Says Mr Tan: "The other thing is, the solutions we bring in are part of a total strategy. You can have a very good technology but if the market is not aware of it or not ready for it, it's useless, because organisations won't invest. You cannot bring technology that works in silos in today's complex IT environments. Big data and security have to sit on some kind of infrastructure and the best kind of infrastructure is hyper convergence so we can do more with less."
This is their vision for the future of work, and is well encapsulated in their Servicenow Enterprise Service Management Framework. The Servicenow framework is able to churn out HR reports, forms and integration to facilities management, and even automate manufacturing costing sheets. But it is not just the usefulness in ramping up productivity by automating back-end related services. Its consumer-facing platform is also designed to bring the consumerisation movement to the workplace.
"You can get applications from iTunes or Google Play on the fly. You don't have to wait; you click to download and it arrives. Compare that to your experience when you are in the office and you have a problem. How long does IT take to respond to you?" he asks, with a smile.

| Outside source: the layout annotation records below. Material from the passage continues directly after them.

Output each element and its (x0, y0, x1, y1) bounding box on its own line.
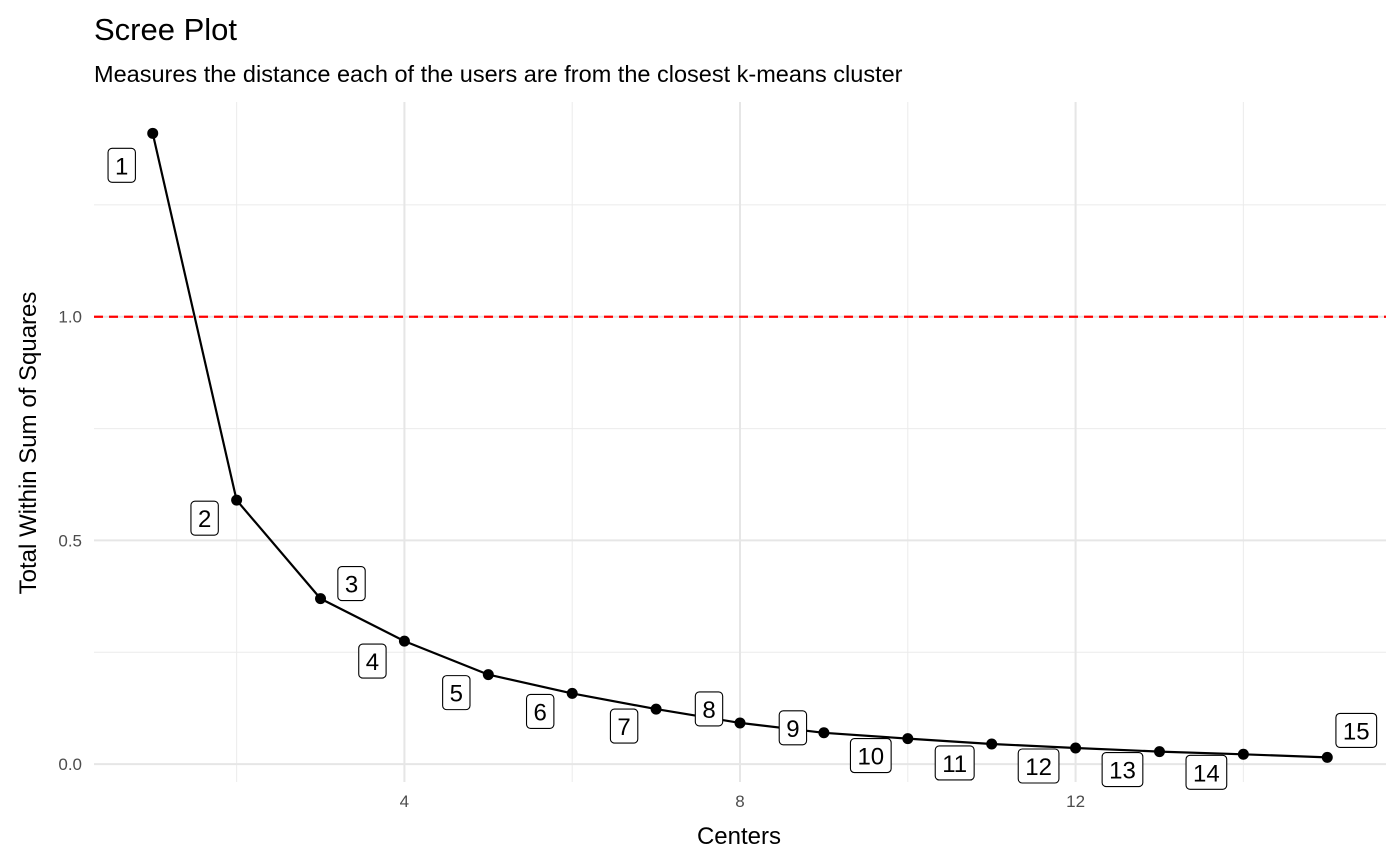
point-label: 8 (694, 691, 724, 727)
point-label-text: 1 (115, 153, 128, 180)
data-point (231, 494, 243, 506)
point-label-box (525, 693, 555, 729)
x-tick-label: 8 (735, 792, 744, 811)
point-label-text: 14 (1193, 760, 1220, 787)
point-label-box (1017, 748, 1060, 784)
point-label-text: 6 (534, 699, 547, 726)
point-label-box (1101, 752, 1144, 788)
point-label-text: 2 (198, 506, 211, 533)
point-label: 7 (609, 708, 639, 744)
data-point (566, 687, 578, 699)
point-label-box (1335, 712, 1378, 748)
point-label-text: 4 (366, 649, 379, 676)
point-label: 11 (934, 745, 975, 781)
point-label-box (190, 500, 219, 536)
data-point (1237, 748, 1249, 760)
point-label-text: 10 (857, 744, 884, 771)
point-label-text: 11 (942, 751, 967, 778)
point-label-box (442, 675, 471, 711)
point-label: 15 (1335, 712, 1378, 748)
point-label-box (337, 566, 366, 602)
point-label-text: 5 (450, 681, 463, 708)
data-point (734, 717, 746, 729)
point-label: 4 (358, 643, 387, 679)
data-point (147, 127, 159, 139)
data-point (398, 635, 410, 647)
point-label: 12 (1017, 748, 1060, 784)
data-point (818, 727, 830, 739)
data-point (315, 593, 327, 605)
point-label-box (107, 147, 136, 183)
data-point (1070, 742, 1082, 754)
data-points (147, 127, 1333, 763)
chart-title: Scree Plot (94, 12, 237, 47)
point-label-box (849, 738, 892, 774)
data-point (902, 733, 914, 745)
point-label: 9 (778, 710, 808, 746)
point-label: 10 (849, 738, 892, 774)
x-tick-label: 4 (400, 792, 409, 811)
point-label-box (694, 691, 724, 727)
point-label: 14 (1185, 754, 1228, 790)
point-label-text: 15 (1343, 718, 1370, 745)
point-label: 1 (107, 147, 136, 183)
data-point (1321, 751, 1333, 763)
tick-labels: 4 8 12 0.0 0.5 1.0 (58, 308, 1085, 811)
point-label-box (778, 710, 808, 746)
y-tick-label: 0.5 (58, 531, 82, 550)
point-label-box (358, 643, 387, 679)
x-tick-label: 12 (1066, 792, 1085, 811)
point-label-text: 13 (1109, 758, 1136, 785)
y-axis-title: Total Within Sum of Squares (15, 292, 42, 595)
data-point (986, 738, 998, 750)
y-tick-label: 0.0 (58, 755, 82, 774)
point-label-text: 12 (1025, 754, 1052, 781)
point-label-box (934, 745, 975, 781)
data-point (1153, 746, 1165, 758)
point-label-text: 8 (702, 697, 715, 724)
data-point (650, 703, 662, 715)
point-label: 2 (190, 500, 219, 536)
point-label-box (609, 708, 639, 744)
chart-subtitle: Measures the distance each of the users … (94, 61, 903, 87)
point-label-text: 7 (617, 714, 630, 741)
point-label-box (1185, 754, 1228, 790)
point-label: 13 (1101, 752, 1144, 788)
data-point (482, 669, 494, 681)
point-label-text: 3 (345, 572, 358, 599)
x-axis-title: Centers (697, 823, 781, 850)
plot-grid (94, 102, 1386, 782)
point-label: 3 (337, 566, 366, 602)
point-label-text: 9 (786, 716, 799, 743)
y-tick-label: 1.0 (58, 308, 82, 327)
point-label: 6 (525, 693, 555, 729)
point-label: 5 (442, 675, 471, 711)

"Why is it that as a consumer I get such fast responses but when I go to a corporate the response is so slow? That's because the corporates are not catching up with the consumerisation movement. Consumerisation allows you to enjoy things very quickly with a very nice experience . . . We want to bring this experience back to the corporates. Imagine the day when you can go to work and everything you want is just a click away. Our transformational platform is cloud-based so you can access it anytime, anywhere. It's even integrated with your smart watch. We are changing the way people work. We call this the future of work; we are defining the tools that are needed for future workers to perform their jobs effectively."
Today, the company is beginning to reap the benefits of its investments. The S$17 million achieved in FY16 is the highest in the company's 14-year history. Tony believes strongly that the next two years will be a time of strong growth on the back of significant market penetration with the company's suite of disruptive technologies.
As business improves, they are also looking to set up an overseas support base in India or Philippines to extend their support operations. "The next two years are going to be big years for us. We are talking with a couple of third-party agencies who are looking to either invest in our company or do a merger and acquisition to extend our reach . . . There are companies out there who have taken notice of us recently. Our growth here on should be good because we believe we are on the right track, and just need to put a lot of energy and drive into where we're heading," says Mr Tan.
"Our unique value proposition is two things: to bring in disruption early, way ahead of the curve; and even more important, we integrate all the various disruptions into a framework and unlock value for customers so they can see how all the disruptions work together. Our competitors are not really into the disruption space yet. But if they are, they are in very isolated pockets. I truly think we are one of the few companies out there to understand disruption and have the unique ability to bring them together."